Exótico Pinguim amarelo é encontrado em uma ilha na Geórgia do Sul

O mundo animal é cheio de surpresas e maravilhas, e quando pensamos que já vimos de tudo somos surpreendidos mais uma vez. Dessa vez, o que chamou a atenção de pesquisadores foi a aparição de um raro pinguim amarelo.

Em uma ilha da Geórgia do Sul, próxima a região da Antártida, cerca de 200.000 aves se reúnem durante a época de acasalamento. Enquanto isso o fotógrafo belga Yves Adams, que estava registrando algumas espécies em seu blog, avistou um Pinguim Amarelo que chamou sua atenção.

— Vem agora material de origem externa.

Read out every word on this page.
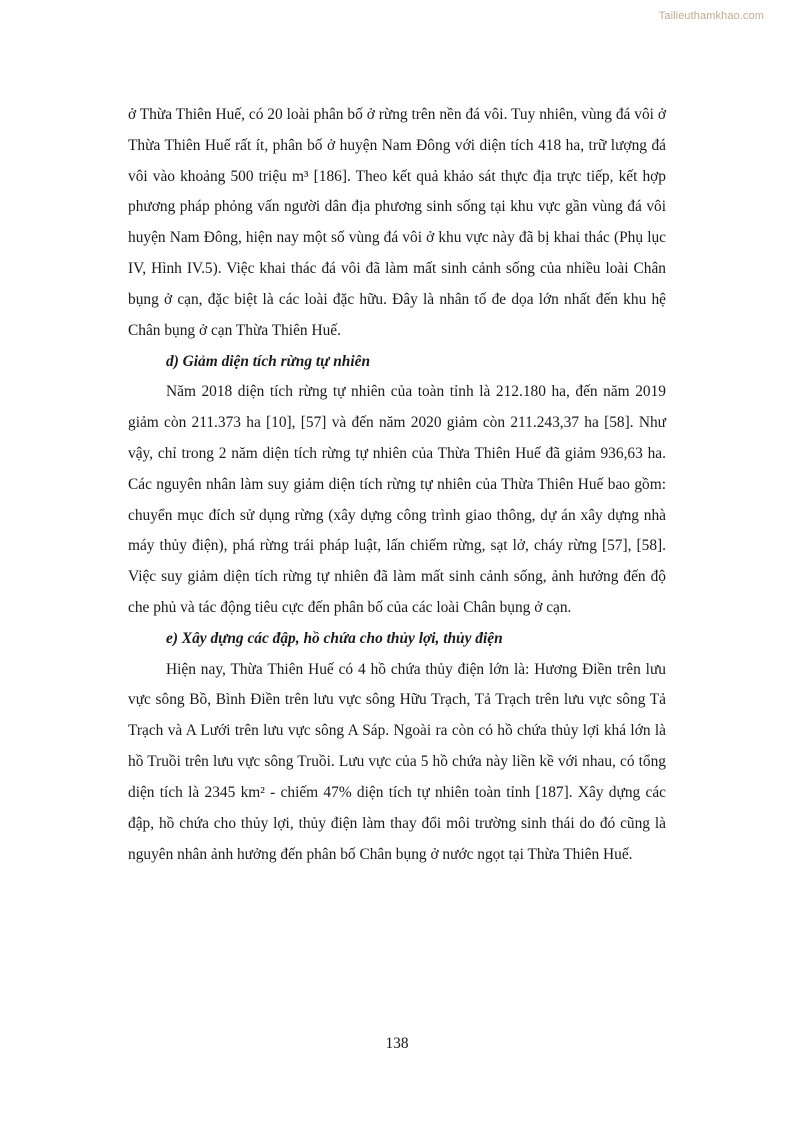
Tailieuthamkhao.com

ở Thừa Thiên Huế, có 20 loài phân bố ở rừng trên nền đá vôi. Tuy nhiên, vùng đá vôi ở Thừa Thiên Huế rất ít, phân bố ở huyện Nam Đông với diện tích 418 ha, trữ lượng đá vôi vào khoảng 500 triệu m³ [186]. Theo kết quả khảo sát thực địa trực tiếp, kết hợp phương pháp phỏng vấn người dân địa phương sinh sống tại khu vực gần vùng đá vôi huyện Nam Đông, hiện nay một số vùng đá vôi ở khu vực này đã bị khai thác (Phụ lục IV, Hình IV.5). Việc khai thác đá vôi đã làm mất sinh cảnh sống của nhiều loài Chân bụng ở cạn, đặc biệt là các loài đặc hữu. Đây là nhân tố đe dọa lớn nhất đến khu hệ Chân bụng ở cạn Thừa Thiên Huế.

d) Giảm diện tích rừng tự nhiên

Năm 2018 diện tích rừng tự nhiên của toàn tỉnh là 212.180 ha, đến năm 2019 giảm còn 211.373 ha [10], [57] và đến năm 2020 giảm còn 211.243,37 ha [58]. Như vậy, chỉ trong 2 năm diện tích rừng tự nhiên của Thừa Thiên Huế đã giảm 936,63 ha. Các nguyên nhân làm suy giảm diện tích rừng tự nhiên của Thừa Thiên Huế bao gồm: chuyển mục đích sử dụng rừng (xây dựng công trình giao thông, dự án xây dựng nhà máy thủy điện), phá rừng trái pháp luật, lấn chiếm rừng, sạt lở, cháy rừng [57], [58]. Việc suy giảm diện tích rừng tự nhiên đã làm mất sinh cảnh sống, ảnh hưởng đến độ che phủ và tác động tiêu cực đến phân bố của các loài Chân bụng ở cạn.

e) Xây dựng các đập, hồ chứa cho thủy lợi, thủy điện

Hiện nay, Thừa Thiên Huế có 4 hồ chứa thủy điện lớn là: Hương Điền trên lưu vực sông Bồ, Bình Điền trên lưu vực sông Hữu Trạch, Tả Trạch trên lưu vực sông Tả Trạch và A Lưới trên lưu vực sông A Sáp. Ngoài ra còn có hồ chứa thủy lợi khá lớn là hồ Truồi trên lưu vực sông Truồi. Lưu vực của 5 hồ chứa này liền kề với nhau, có tổng diện tích là 2345 km² - chiếm 47% diện tích tự nhiên toàn tỉnh [187]. Xây dựng các đập, hồ chứa cho thủy lợi, thủy điện làm thay đổi môi trường sinh thái do đó cũng là nguyên nhân ảnh hưởng đến phân bố Chân bụng ở nước ngọt tại Thừa Thiên Huế.

138
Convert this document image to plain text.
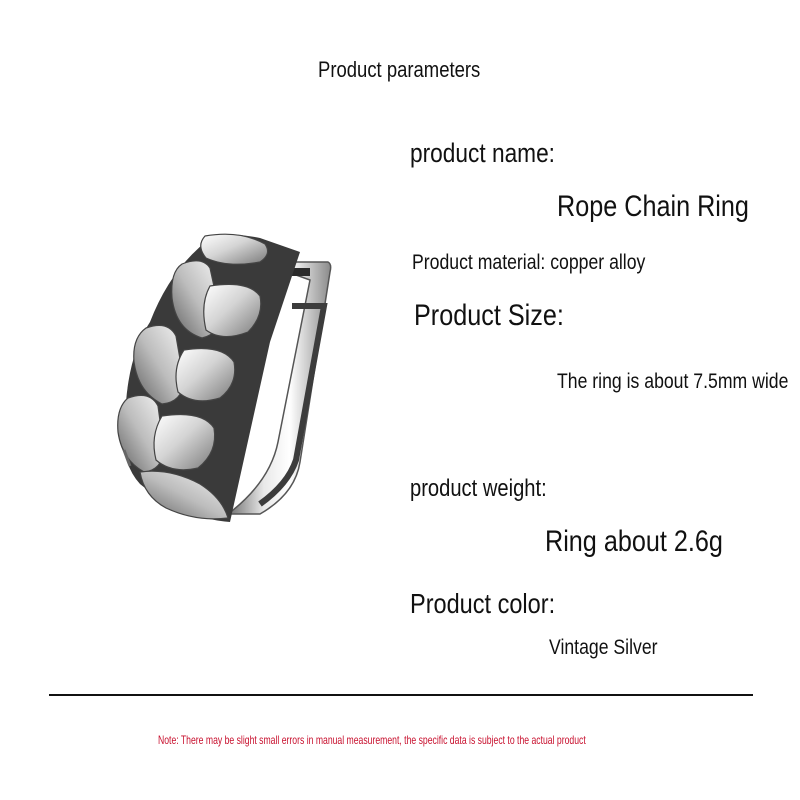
Product parameters
product name:
Rope Chain Ring
Product material: copper alloy
Product Size:
The ring is about 7.5mm wide
product weight:
Ring about 2.6g
Product color:
Vintage Silver
Note: There may be slight small errors in manual measurement, the specific data is subject to the actual product
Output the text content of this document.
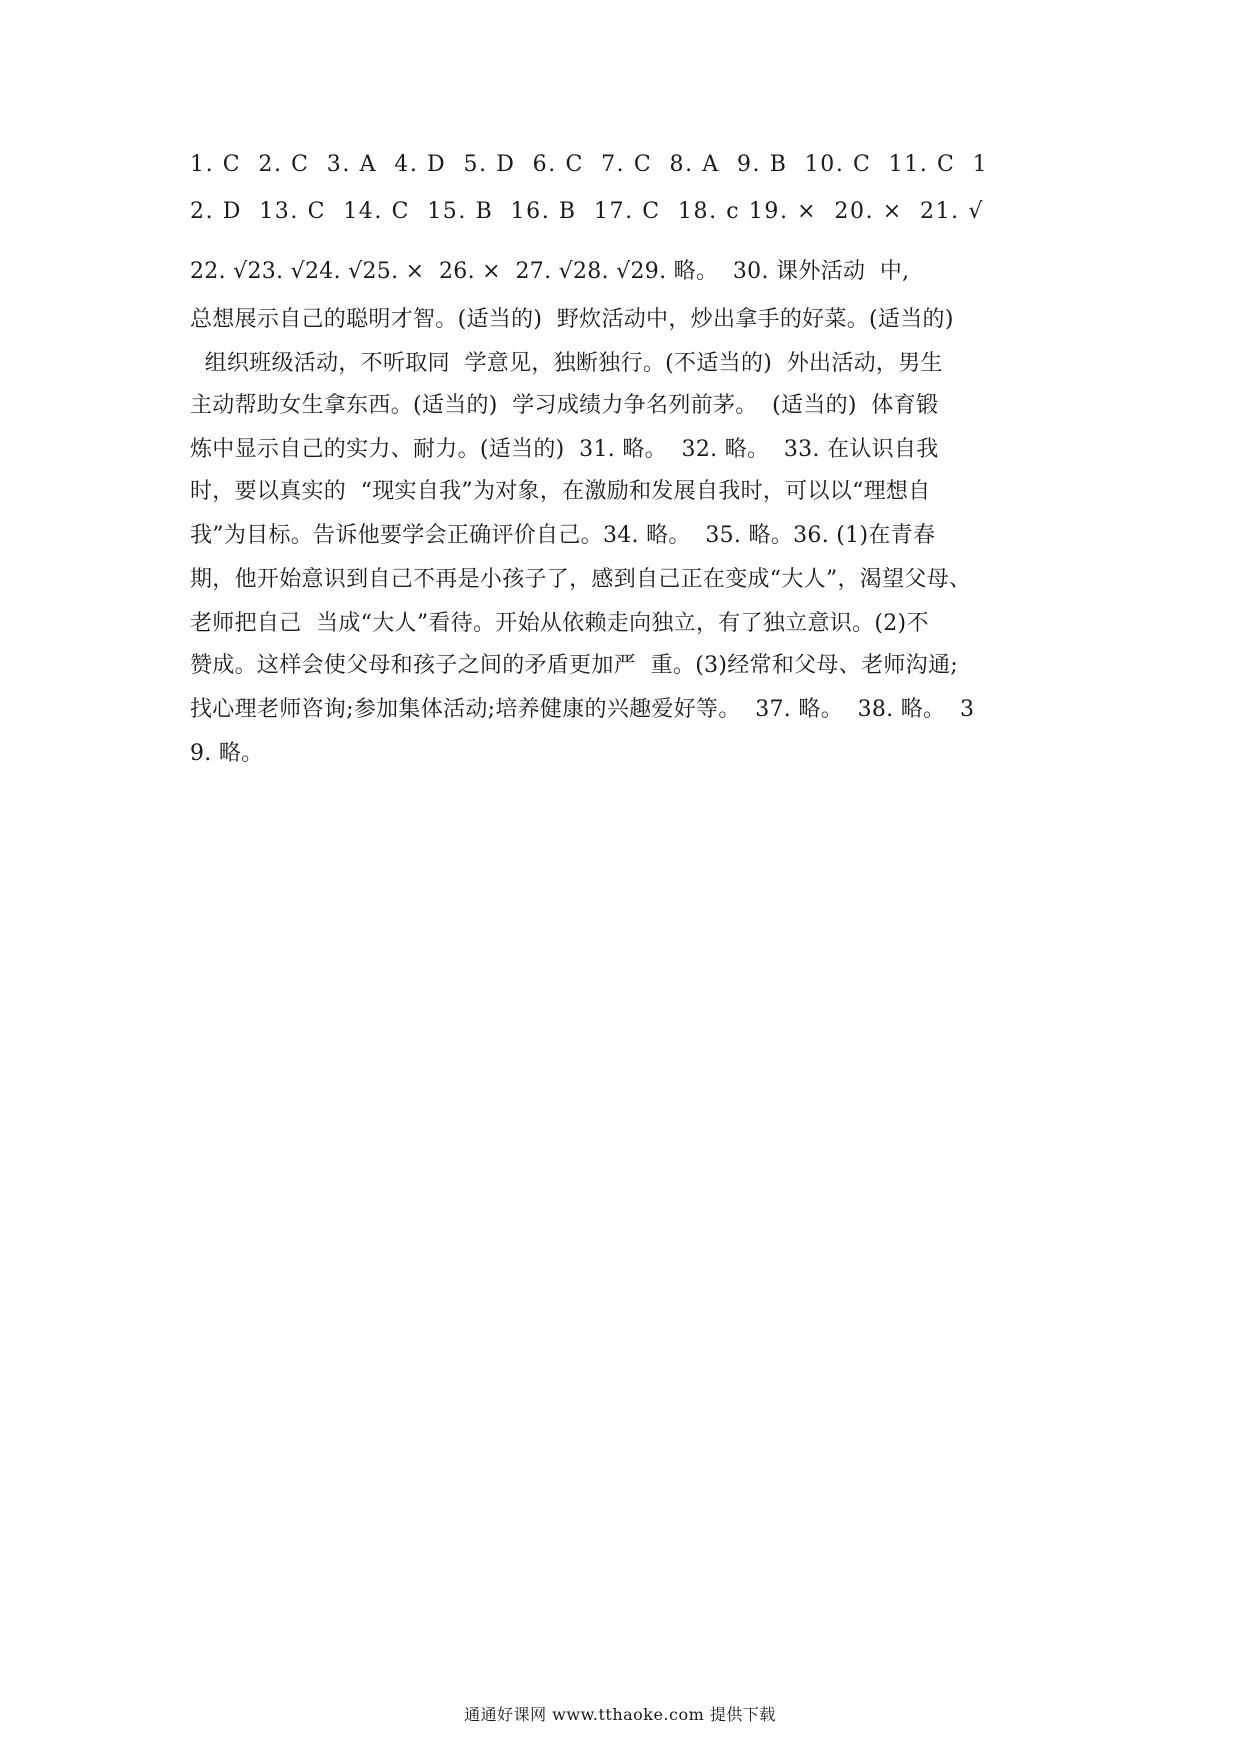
1. C  2. C  3. A  4. D  5. D  6. C  7. C  8. A  9. B  10. C  11. C  1
2. D  13. C  14. C  15. B  16. B  17. C  18. c 19. ×  20. ×  21. √
22. √23. √24. √25. ×  26. ×  27. √28. √29. 略。  30. 课外活动  中,
总想展示自己的聪明才智。(适当的)  野炊活动中，炒出拿手的好菜。(适当的)
组织班级活动，不听取同  学意见，独断独行。(不适当的)  外出活动，男生
主动帮助女生拿东西。(适当的)  学习成绩力争名列前茅。  (适当的)  体育锻
炼中显示自己的实力、耐力。(适当的)  31. 略。  32. 略。  33. 在认识自我
时，要以真实的  “现实自我”为对象，在激励和发展自我时，可以以“理想自
我”为目标。告诉他要学会正确评价自己。34. 略。  35. 略。36. (1)在青春
期，他开始意识到自己不再是小孩子了，感到自己正在变成“大人”，渴望父母、
老师把自己  当成“大人”看待。开始从依赖走向独立，有了独立意识。(2)不
赞成。这样会使父母和孩子之间的矛盾更加严  重。(3)经常和父母、老师沟通;
找心理老师咨询;参加集体活动;培养健康的兴趣爱好等。  37. 略。  38. 略。  3
9. 略。
通通好课网 www.tthaoke.com 提供下载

A ave avistada e registrada por Yves tinha o corpo em uma coloração creme, suas penas na cor amarela e um bico marfim.

Pinguim amarelo é encontrado em uma ilha no sul da Geórgia

O pinguim amarelo é um ótimo nadador, sendo capaz de alcançar velocidades entre 5 e 10 quilômetros por hora. Além disso, ele se locomove deslizando de barriga, como se estivesse descendo em um escorregador.

Porque o pinguim amarelo tem essa coloração?

De acordo com Dee Boersma, especialista em pinguins e professora em Conservação e Ciência na Universidade de Washington, “O termo adequado para o pássaro de penas amarelas é leucismo, uma mutação genética na qual o animal é, em sua maioria, branco mas ainda produz algum pigmento”.

A co-presidente do Grupo de Especialistas em Pinguins da União Internacional para a Conservação da Natureza ainda completou o assunto explicando que “a falta de pigmento difere entre os indivíduos, mas no geral eles aparentam ter sido mergulhados em alvejante”.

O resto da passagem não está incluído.